Traits Mean Velocity
Absolute Strength < 0.5 m/s
Accelerative Strength 0.5-0.75 m/s
Strength Speed 0.75-1.0 m/s
Speed Strength 1.0-1.3 m/s
Starting Strength 1.3 m/s
This is nonsense. What does this really mean? What do these categories/traits really mean?
The laws of physics are what dictate movement.
Having a “deficiency” in one of these categories really doesn’t tell us anything. All of these categories are linked, they have to be.
Just because some in this field look at a force-velocity curve and claim that moving weights at certain speeds elicits a “speed-strength” adaptation that doesn’t mean it’s true. This is nonsense. This is just a form of heuristics.
Looking at the load-velocity profile of an individual does not tell us what he/she is lacking in order to be successful.
Does a load-velocity profile tell us anything? No.
We are assuming that training certain intensity zones and velocities drive specific adaptations in these made-up categories.

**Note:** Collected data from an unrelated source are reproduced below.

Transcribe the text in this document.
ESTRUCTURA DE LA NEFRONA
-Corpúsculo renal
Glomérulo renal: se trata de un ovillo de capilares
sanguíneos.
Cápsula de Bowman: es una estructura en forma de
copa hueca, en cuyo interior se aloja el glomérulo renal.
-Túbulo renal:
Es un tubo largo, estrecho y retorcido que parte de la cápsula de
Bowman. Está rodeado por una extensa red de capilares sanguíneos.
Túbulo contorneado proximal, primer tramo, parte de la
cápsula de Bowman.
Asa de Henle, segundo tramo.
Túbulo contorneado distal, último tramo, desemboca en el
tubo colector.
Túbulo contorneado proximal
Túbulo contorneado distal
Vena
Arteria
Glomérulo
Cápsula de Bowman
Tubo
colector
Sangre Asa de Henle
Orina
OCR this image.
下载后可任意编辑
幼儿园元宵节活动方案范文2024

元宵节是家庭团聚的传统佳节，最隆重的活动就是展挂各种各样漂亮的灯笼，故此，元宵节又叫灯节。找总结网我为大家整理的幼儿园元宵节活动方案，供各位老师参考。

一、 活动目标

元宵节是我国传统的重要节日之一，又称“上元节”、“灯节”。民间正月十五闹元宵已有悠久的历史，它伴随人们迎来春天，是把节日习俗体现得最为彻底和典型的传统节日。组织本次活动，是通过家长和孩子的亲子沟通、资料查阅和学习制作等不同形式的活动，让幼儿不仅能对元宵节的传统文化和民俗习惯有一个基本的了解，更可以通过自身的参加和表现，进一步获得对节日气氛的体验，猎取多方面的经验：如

Strength-Speed, Speed-Strength, Optimal Power etc. does not exist in sport. What exists is maximal force, rate of force, and angle of force. Sure there are other variables that contribute to the outcome of sporting actions like starting gradient, and acceleration gradient but these ultimately are byproducts of maximal force and rate of force.
Training in these made-up intensity zones helps us auto-regulate. They allow was to train hard, more frequently while limiting the amount of fatigue we experience. That’s about it.
They will not help us overcome some lacking quality that once we improve upon will help us jump higher, run faster, hit harder etc. Do you want to achieve those things? Improve maximal force production (lift heavy), rate of force development (sprint, lift and jump with as high intent as fast as possible), and angle of force application (become a more skillful jumper, runner, or hitter via practice).
If you were to really work on improving “strength-speed” over a significant period of time, do you think that quality would really manifest itself in sports? Probably not. I read an article on Elite FTS about how moving a weight in the “speed strength” zone is more conducive to a 200 meter sprint because it is faster than a heavier load. But that is still significantly slower that the speed that a runner will move on the track and it is also a very different movement involving different motor patterns, synchronization of motor units etc. Its just a dumb comparison.
All of these categories are just outputs. It is probably better to think about improving our outputs that thinking we are lacking in and then expanding on the contexts in which we can produce those outputs.